Not knowing, once you’ve known, is very hard. I had known all though my life what my next step would be. I had confidence in myself and my purpose in life. I had traveled the roads that took me to places I wanted to visit, experiences I wanted to have, and people I wanted to meet. I achieved a great deal, although not all that I imagined, and found myself coming to another place. A place unfamiliar. I remember the end of the movie Resurrection with Ellen Burstyn. She played a woman who developed healing abilities after being in a terrible car crash that killed her husband. Her new healing abilities did not set well with many people in town, since she wouldn’t claim any particular set of beliefs. She kept talking about healing as Love. After dealing with people who tried to stop her, people who challenged the good she did, and struggles to help and heal people, she retreated to the desert and a small garden in back of a roadside gas station.

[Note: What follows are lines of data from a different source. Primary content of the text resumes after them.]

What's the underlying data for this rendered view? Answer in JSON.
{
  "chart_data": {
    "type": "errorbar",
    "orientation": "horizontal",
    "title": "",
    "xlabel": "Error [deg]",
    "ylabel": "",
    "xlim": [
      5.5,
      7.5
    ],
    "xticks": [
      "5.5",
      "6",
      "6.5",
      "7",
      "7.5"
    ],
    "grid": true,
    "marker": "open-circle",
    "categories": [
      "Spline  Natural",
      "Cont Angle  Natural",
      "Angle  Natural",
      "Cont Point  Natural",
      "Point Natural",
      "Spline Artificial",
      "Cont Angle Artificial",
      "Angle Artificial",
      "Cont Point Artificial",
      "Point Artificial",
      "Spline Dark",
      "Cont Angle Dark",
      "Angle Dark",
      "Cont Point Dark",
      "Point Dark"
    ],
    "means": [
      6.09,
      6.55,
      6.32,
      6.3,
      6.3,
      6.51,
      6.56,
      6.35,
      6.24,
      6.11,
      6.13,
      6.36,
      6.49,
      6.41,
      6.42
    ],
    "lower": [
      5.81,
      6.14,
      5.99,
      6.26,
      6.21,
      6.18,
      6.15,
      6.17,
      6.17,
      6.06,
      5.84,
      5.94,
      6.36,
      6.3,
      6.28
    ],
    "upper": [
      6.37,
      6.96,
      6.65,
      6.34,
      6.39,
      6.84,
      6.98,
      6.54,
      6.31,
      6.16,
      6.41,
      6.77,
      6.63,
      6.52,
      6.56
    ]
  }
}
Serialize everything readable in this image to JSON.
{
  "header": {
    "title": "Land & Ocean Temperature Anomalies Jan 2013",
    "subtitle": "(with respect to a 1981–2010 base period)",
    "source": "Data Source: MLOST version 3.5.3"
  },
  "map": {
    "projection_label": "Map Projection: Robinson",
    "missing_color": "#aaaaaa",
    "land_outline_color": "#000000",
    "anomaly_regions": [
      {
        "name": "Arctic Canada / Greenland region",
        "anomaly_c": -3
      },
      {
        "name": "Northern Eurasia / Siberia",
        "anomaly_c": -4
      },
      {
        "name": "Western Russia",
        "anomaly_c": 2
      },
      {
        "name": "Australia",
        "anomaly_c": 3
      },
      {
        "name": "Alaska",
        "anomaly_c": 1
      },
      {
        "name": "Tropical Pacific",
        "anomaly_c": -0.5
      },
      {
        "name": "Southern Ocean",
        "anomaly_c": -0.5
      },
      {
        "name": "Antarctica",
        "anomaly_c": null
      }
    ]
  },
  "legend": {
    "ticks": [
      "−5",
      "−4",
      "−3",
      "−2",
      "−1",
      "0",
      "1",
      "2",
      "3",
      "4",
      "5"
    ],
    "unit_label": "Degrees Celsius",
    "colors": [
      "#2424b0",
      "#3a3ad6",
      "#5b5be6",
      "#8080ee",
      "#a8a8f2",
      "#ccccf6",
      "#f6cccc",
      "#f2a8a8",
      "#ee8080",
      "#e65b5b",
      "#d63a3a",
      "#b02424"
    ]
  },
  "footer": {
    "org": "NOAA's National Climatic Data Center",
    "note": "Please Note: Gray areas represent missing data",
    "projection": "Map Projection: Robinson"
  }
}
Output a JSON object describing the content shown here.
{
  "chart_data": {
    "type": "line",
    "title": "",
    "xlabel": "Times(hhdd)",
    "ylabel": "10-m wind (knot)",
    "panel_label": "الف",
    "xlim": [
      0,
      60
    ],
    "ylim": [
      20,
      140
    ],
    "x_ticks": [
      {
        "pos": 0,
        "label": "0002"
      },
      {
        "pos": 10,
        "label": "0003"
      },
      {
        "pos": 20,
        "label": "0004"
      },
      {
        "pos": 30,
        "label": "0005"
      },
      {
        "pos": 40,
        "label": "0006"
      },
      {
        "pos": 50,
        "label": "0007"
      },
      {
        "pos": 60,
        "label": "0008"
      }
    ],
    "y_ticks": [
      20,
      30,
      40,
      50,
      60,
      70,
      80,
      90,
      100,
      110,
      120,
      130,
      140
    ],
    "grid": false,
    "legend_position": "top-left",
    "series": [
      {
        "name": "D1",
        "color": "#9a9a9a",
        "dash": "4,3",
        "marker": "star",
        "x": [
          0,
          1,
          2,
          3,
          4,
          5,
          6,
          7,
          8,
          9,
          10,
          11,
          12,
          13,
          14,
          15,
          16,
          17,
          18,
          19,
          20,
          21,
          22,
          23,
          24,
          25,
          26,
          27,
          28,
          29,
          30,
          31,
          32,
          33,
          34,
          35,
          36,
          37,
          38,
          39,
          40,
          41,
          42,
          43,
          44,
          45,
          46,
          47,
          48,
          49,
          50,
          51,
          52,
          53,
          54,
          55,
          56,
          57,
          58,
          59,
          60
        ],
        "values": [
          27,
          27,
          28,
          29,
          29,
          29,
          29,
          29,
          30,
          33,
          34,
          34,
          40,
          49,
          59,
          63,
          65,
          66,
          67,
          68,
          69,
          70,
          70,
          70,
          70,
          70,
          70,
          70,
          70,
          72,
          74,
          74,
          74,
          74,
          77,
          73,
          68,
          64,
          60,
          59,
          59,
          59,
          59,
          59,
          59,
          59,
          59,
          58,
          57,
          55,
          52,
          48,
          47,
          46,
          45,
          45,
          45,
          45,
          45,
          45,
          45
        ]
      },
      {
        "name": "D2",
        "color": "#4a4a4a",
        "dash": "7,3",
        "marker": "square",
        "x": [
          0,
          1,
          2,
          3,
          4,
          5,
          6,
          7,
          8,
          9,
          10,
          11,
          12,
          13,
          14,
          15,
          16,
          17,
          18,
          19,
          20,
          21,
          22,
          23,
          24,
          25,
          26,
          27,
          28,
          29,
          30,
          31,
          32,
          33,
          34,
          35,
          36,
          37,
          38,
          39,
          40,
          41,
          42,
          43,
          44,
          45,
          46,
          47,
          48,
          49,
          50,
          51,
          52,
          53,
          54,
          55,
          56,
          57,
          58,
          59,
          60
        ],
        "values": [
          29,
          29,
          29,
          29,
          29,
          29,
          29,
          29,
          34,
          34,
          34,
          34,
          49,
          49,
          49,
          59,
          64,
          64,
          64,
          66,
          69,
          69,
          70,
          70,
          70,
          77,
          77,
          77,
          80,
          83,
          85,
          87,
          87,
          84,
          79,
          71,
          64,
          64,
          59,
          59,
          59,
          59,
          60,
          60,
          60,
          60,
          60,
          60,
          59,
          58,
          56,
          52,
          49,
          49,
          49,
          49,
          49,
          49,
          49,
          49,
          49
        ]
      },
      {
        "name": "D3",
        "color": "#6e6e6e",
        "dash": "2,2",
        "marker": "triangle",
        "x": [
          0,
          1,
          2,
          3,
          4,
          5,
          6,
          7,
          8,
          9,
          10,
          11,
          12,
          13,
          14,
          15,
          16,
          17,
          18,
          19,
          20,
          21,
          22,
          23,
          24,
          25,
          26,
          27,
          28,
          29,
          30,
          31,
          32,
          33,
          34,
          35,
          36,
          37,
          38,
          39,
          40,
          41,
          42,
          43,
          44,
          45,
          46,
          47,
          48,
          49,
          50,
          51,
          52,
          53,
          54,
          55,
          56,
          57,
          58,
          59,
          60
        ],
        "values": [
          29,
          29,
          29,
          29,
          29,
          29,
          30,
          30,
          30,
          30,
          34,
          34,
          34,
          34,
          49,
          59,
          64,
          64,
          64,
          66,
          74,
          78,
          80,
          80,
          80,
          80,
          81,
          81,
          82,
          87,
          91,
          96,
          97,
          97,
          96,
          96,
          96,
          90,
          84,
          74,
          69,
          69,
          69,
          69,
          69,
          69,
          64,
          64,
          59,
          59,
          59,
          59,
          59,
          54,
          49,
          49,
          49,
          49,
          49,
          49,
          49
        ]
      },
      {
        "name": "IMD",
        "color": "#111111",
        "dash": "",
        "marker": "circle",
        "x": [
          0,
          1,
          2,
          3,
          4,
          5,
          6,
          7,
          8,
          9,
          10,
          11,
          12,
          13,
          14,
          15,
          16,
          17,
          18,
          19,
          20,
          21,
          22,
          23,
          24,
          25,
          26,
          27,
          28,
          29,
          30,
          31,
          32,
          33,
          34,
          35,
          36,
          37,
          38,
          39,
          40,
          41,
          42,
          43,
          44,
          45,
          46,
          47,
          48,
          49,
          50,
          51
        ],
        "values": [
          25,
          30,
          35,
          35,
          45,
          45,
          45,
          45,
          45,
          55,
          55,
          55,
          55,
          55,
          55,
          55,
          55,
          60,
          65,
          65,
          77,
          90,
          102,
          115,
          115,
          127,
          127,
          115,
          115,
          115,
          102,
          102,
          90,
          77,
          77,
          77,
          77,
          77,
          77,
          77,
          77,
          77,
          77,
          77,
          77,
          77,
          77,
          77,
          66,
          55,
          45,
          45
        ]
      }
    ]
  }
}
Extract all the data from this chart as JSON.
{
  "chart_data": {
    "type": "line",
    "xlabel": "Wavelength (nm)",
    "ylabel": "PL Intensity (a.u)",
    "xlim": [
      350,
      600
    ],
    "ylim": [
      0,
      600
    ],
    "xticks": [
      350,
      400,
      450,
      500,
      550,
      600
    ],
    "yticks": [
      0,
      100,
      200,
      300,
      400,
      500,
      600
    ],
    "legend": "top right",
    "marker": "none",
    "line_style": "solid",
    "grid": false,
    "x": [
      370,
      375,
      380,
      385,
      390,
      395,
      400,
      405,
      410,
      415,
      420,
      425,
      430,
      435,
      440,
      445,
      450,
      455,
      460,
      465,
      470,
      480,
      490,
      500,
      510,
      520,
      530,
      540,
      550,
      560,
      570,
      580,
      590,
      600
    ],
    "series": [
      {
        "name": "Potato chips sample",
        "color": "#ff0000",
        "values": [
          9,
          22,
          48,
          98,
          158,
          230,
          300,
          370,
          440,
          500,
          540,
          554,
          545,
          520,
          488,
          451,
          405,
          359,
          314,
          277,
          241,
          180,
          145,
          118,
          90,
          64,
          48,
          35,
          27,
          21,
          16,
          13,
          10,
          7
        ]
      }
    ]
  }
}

The dramatic shift in the movie jarred me. I can remember the feeling to this day. What just happened? One minute she was helping people and the next scene was an RV rolling down a road in the middle of the desert. In the final scene, the RV stops to get gas and Ellen Burstyn comes out. She sees that the little boy is gravely ill and asks if she can give him a hug. As she does, her face becomes radiant with love, compassion, light. We are left wondering if he will be healed. And if she will, as well. No fanfare. No special purpose to save the world. Just living life with love and kindness. Just living life while knowing that the only certainty is death, and maybe, just maybe, an afterlife. After living a life already full of love and kindness, maybe heaven will be quite recognizable.